As Google rolls out bits and pieces of its Privacy Sandbox plan, including an AI-powered FLoC system, in which users are grouped into similar cohorts to protect their privacy, the digital advertising industry braces for a paradigm shift that will change how marketers reach and interpret online consumer behavior.
There will be winners and losers here as publishers scramble to get first-party data and advertisers reassess their media plans. But one of the biggest winners to come out of the post-cookie world should be ResTech.
What is ResTech?
ResTech is an abbreviation for research technology, a broad umbrella term that encompasses companies ranging from traditional market research firms that utilize technology to gather their data to online marketplaces in which panel respondents are bought and sold. The unifying component here is the respondent. Every ResTech company directly or indirectly interacts with consumers, sharing their opinion either qualitatively or quantitatively online.
How ResTech Benefits
Because ResTech is synonymous with first-party data, the ResTech industry is uniquely positioned to guide digital marketers through this transition. While Google will allow marketers to target cohorts through FLoC communities, we don’t know how specifically they will be able to target. Using this strategy certainly won’t be as robust as third-party cookies, which gave a 360-degree view of a user’s online activities.
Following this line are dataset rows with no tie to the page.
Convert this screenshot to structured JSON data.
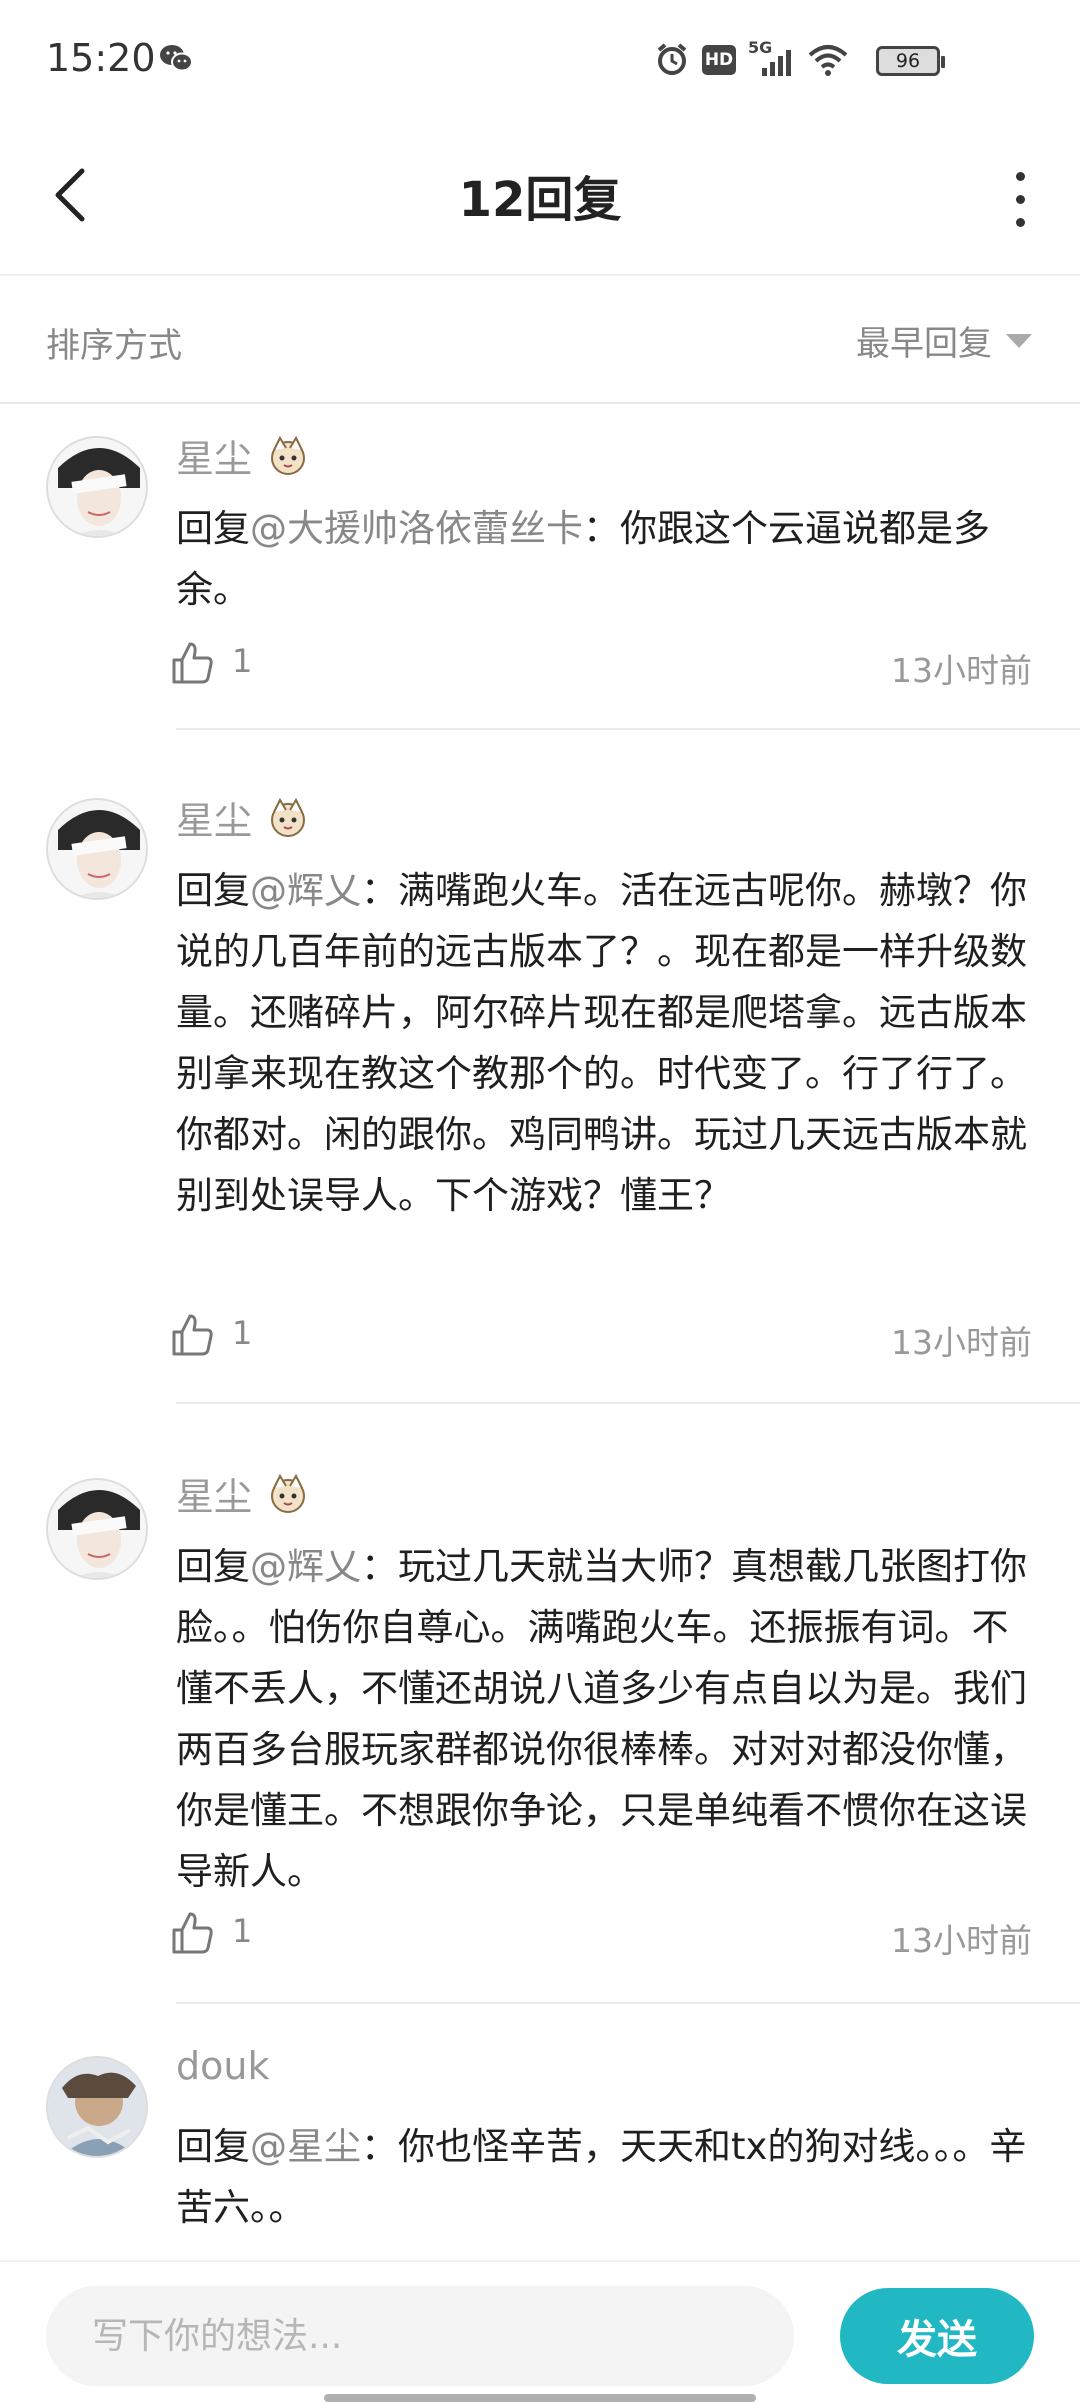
{
  "status_bar": {
    "time": "15:20",
    "battery": "96",
    "network": "5G",
    "hd": "HD"
  },
  "nav": {
    "title": "12回复"
  },
  "sort": {
    "label": "排序方式",
    "selected": "最早回复"
  },
  "comments": [
    {
      "user": "星尘",
      "prefix": "回复",
      "mention": "@大援帅洛依蕾丝卡",
      "text": "：你跟这个云逼说都是多余。",
      "likes": "1",
      "time": "13小时前"
    },
    {
      "user": "星尘",
      "prefix": "回复",
      "mention": "@辉乂",
      "text": "：满嘴跑火车。活在远古呢你。赫墩？你说的几百年前的远古版本了？。现在都是一样升级数量。还赌碎片，阿尔碎片现在都是爬塔拿。远古版本别拿来现在教这个教那个的。时代变了。行了行了。你都对。闲的跟你。鸡同鸭讲。玩过几天远古版本就别到处误导人。下个游戏？懂王？",
      "likes": "1",
      "time": "13小时前"
    },
    {
      "user": "星尘",
      "prefix": "回复",
      "mention": "@辉乂",
      "text": "：玩过几天就当大师？真想截几张图打你脸。。怕伤你自尊心。满嘴跑火车。还振振有词。不懂不丢人，不懂还胡说八道多少有点自以为是。我们两百多台服玩家群都说你很棒棒。对对对都没你懂，你是懂王。不想跟你争论，只是单纯看不惯你在这误导新人。",
      "likes": "1",
      "time": "13小时前"
    },
    {
      "user": "douk",
      "prefix": "回复",
      "mention": "@星尘",
      "text": "：你也怪辛苦，天天和tx的狗对线。。。辛苦六。。",
      "likes": "",
      "time": ""
    }
  ],
  "composer": {
    "placeholder": "写下你的想法...",
    "send_label": "发送"
  },
  "colors": {
    "accent": "#21b8c3",
    "muted_text": "#999999",
    "body_text": "#1f1f1f"
  },
  "icons": [
    "back-arrow-icon",
    "more-vertical-icon",
    "dropdown-triangle-icon",
    "thumbs-up-icon",
    "wechat-icon",
    "alarm-icon",
    "wifi-icon",
    "signal-icon",
    "battery-icon"
  ]
}
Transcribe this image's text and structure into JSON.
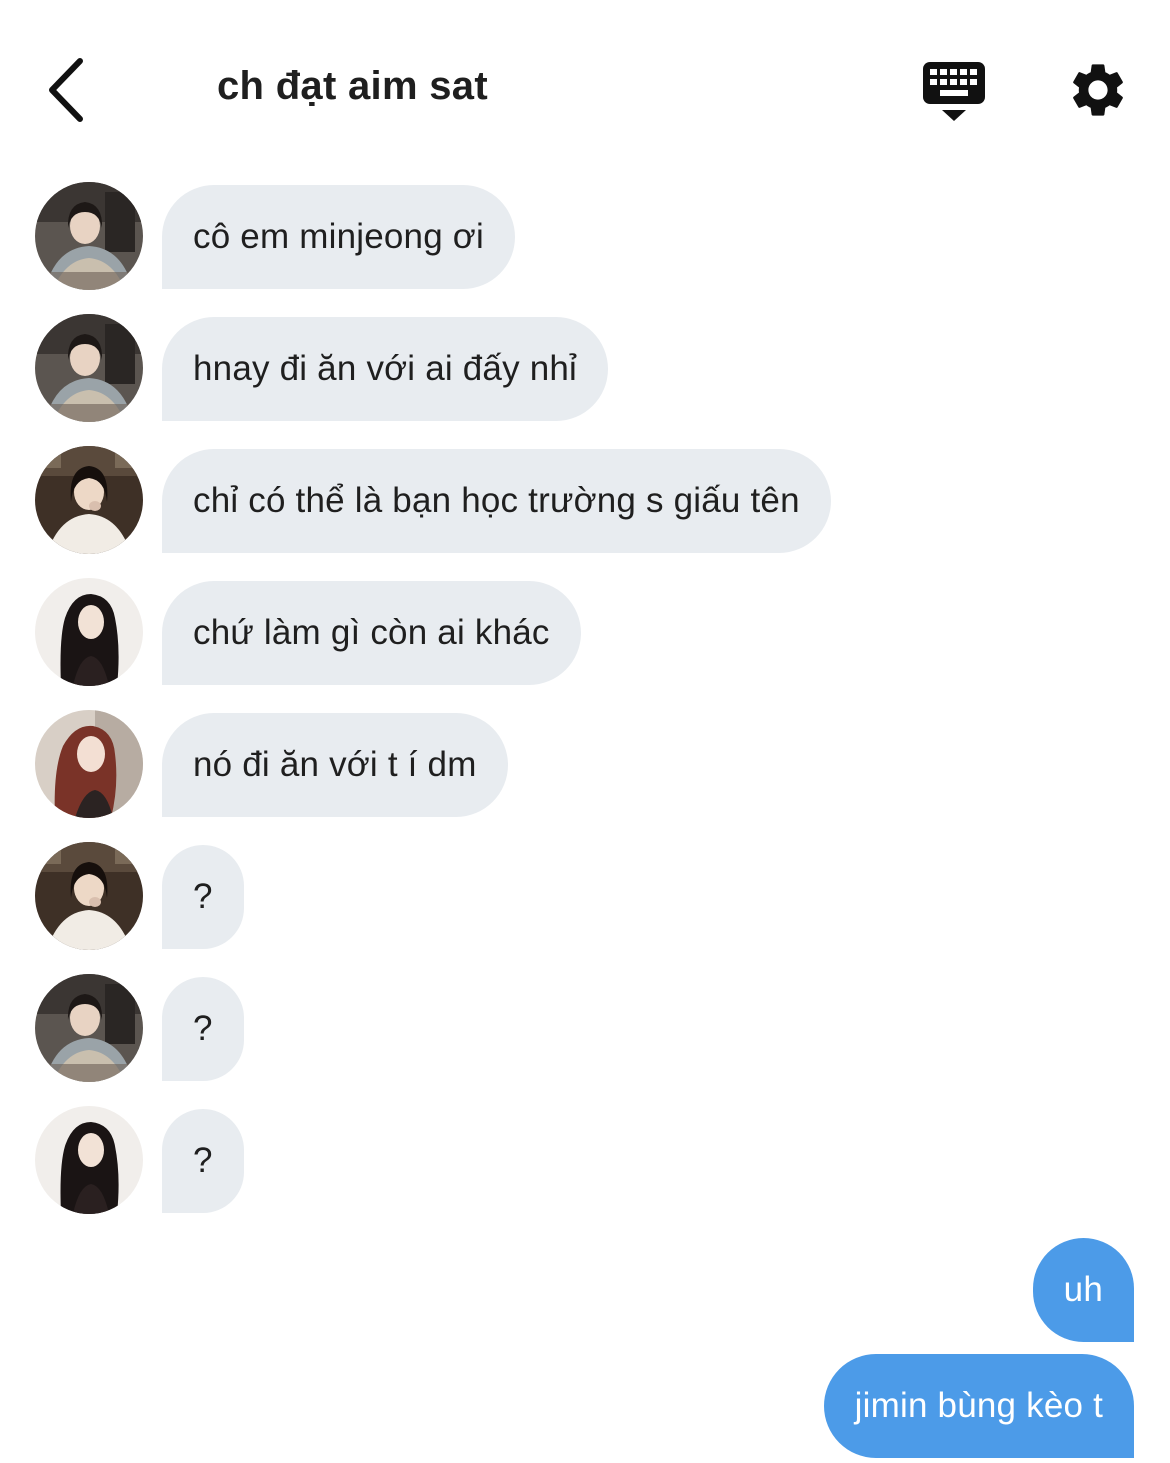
{
  "header": {
    "title": "ch đạt aim sat",
    "back_icon": "chevron-left-icon",
    "keyboard_icon": "keyboard-hide-icon",
    "settings_icon": "gear-icon"
  },
  "messages": [
    {
      "text": "cô em minjeong ơi",
      "sender": "incoming",
      "avatar": "avatar-a"
    },
    {
      "text": "hnay đi ăn với ai đấy nhỉ",
      "sender": "incoming",
      "avatar": "avatar-a"
    },
    {
      "text": "chỉ có thể là bạn học trường s giấu tên",
      "sender": "incoming",
      "avatar": "avatar-b"
    },
    {
      "text": "chứ làm gì còn ai khác",
      "sender": "incoming",
      "avatar": "avatar-c"
    },
    {
      "text": "nó đi ăn với t í dm",
      "sender": "incoming",
      "avatar": "avatar-d"
    },
    {
      "text": "?",
      "sender": "incoming",
      "avatar": "avatar-b"
    },
    {
      "text": "?",
      "sender": "incoming",
      "avatar": "avatar-a"
    },
    {
      "text": "?",
      "sender": "incoming",
      "avatar": "avatar-c"
    },
    {
      "text": "uh",
      "sender": "outgoing"
    },
    {
      "text": "jimin bùng kèo t",
      "sender": "outgoing"
    }
  ],
  "colors": {
    "incoming_bubble": "#e8ecf0",
    "outgoing_bubble": "#4c9be8",
    "outgoing_text": "#ffffff",
    "text": "#1f1f1f"
  }
}
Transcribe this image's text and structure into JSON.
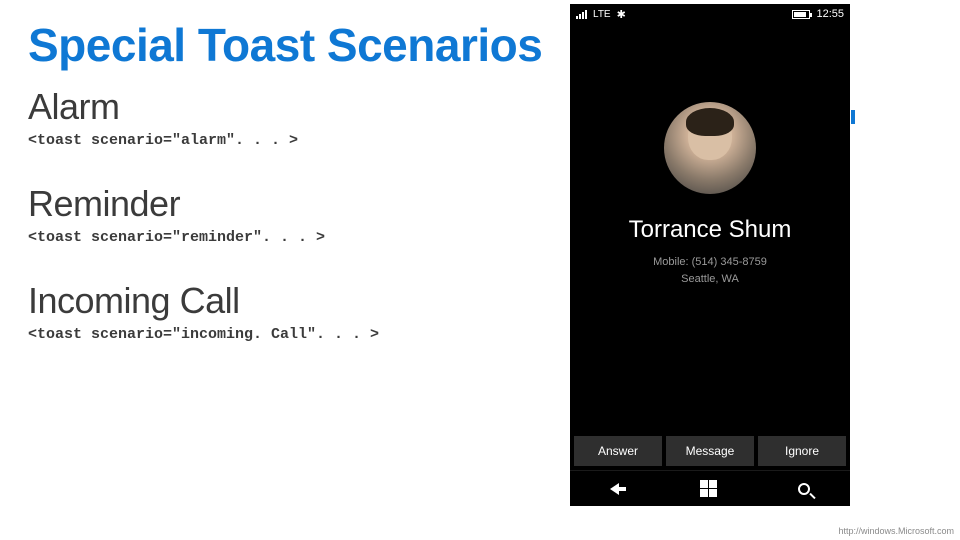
{
  "title": "Special Toast Scenarios",
  "sections": [
    {
      "heading": "Alarm",
      "code": "<toast scenario=\"alarm\". . . >"
    },
    {
      "heading": "Reminder",
      "code": "<toast scenario=\"reminder\". . . >"
    },
    {
      "heading": "Incoming Call",
      "code": "<toast scenario=\"incoming. Call\". . . >"
    }
  ],
  "phone": {
    "status": {
      "network": "LTE",
      "time": "12:55"
    },
    "caller": {
      "name": "Torrance Shum",
      "line1": "Mobile: (514) 345-8759",
      "line2": "Seattle, WA"
    },
    "buttons": {
      "answer": "Answer",
      "message": "Message",
      "ignore": "Ignore"
    }
  },
  "footer_url": "http://windows.Microsoft.com"
}
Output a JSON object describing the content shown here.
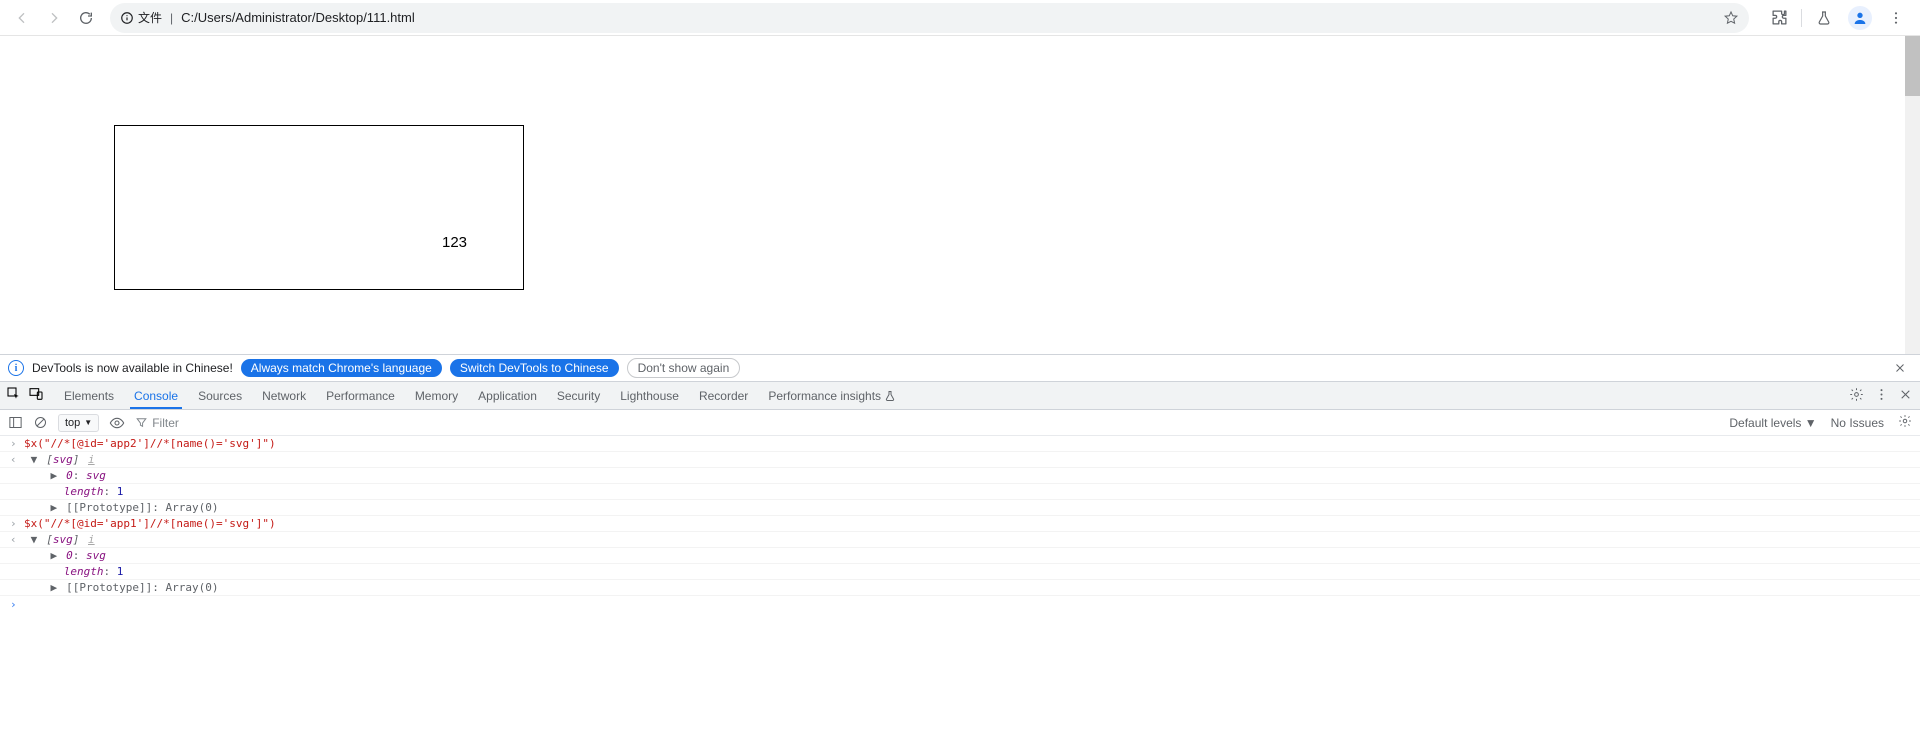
{
  "toolbar": {
    "url_prefix": "文件",
    "url": "C:/Users/Administrator/Desktop/111.html"
  },
  "page": {
    "box_text": "123"
  },
  "devtools": {
    "info": {
      "message": "DevTools is now available in Chinese!",
      "btn_always": "Always match Chrome's language",
      "btn_switch": "Switch DevTools to Chinese",
      "btn_dont": "Don't show again"
    },
    "tabs": [
      "Elements",
      "Console",
      "Sources",
      "Network",
      "Performance",
      "Memory",
      "Application",
      "Security",
      "Lighthouse",
      "Recorder",
      "Performance insights"
    ],
    "active_tab": 1,
    "console_toolbar": {
      "context": "top",
      "filter_placeholder": "Filter",
      "levels": "Default levels",
      "issues": "No Issues"
    },
    "console": {
      "cmd1": "$x(\"//*[@id='app2']//*[name()='svg']\")",
      "res_open": "[",
      "res_svg": "svg",
      "res_close": "]",
      "idx": "0",
      "len_key": "length",
      "len_val": "1",
      "proto": "[[Prototype]]",
      "proto_val": "Array(0)",
      "cmd2": "$x(\"//*[@id='app1']//*[name()='svg']\")",
      "info_i": "i"
    }
  }
}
This is where ResTech comes in. Research technology firms have first-party data ranging from primary demographic data such as household income, race, ethnicity, gender, and location, to psychographic information like values, perceptions of success, and political beliefs.
It can be argued that ResTech has more robust data than cookies could ever provide. Cookies only give us a “what” consumers are doing view, versus ResTech’s potential to give us the “why” consumers are doing what they do.
Over the years, third-party cookies have given marketers a treasure trove of data on consumers, providing a reasonably accurate baseline for their behavior. But 2020 happened and disrupted cultural and ritualistic norms. There will likely be a global reset as we shift to a “new” normal in consumer habits. So maybe cookies would have fallen by the wayside even if Google hadn’t decided to sunset them. Longitudinal data is now meaningless given the stark new realities we face.
But ResTech provides hope for digital marketers looking for new ways to understand consumers and better target them online.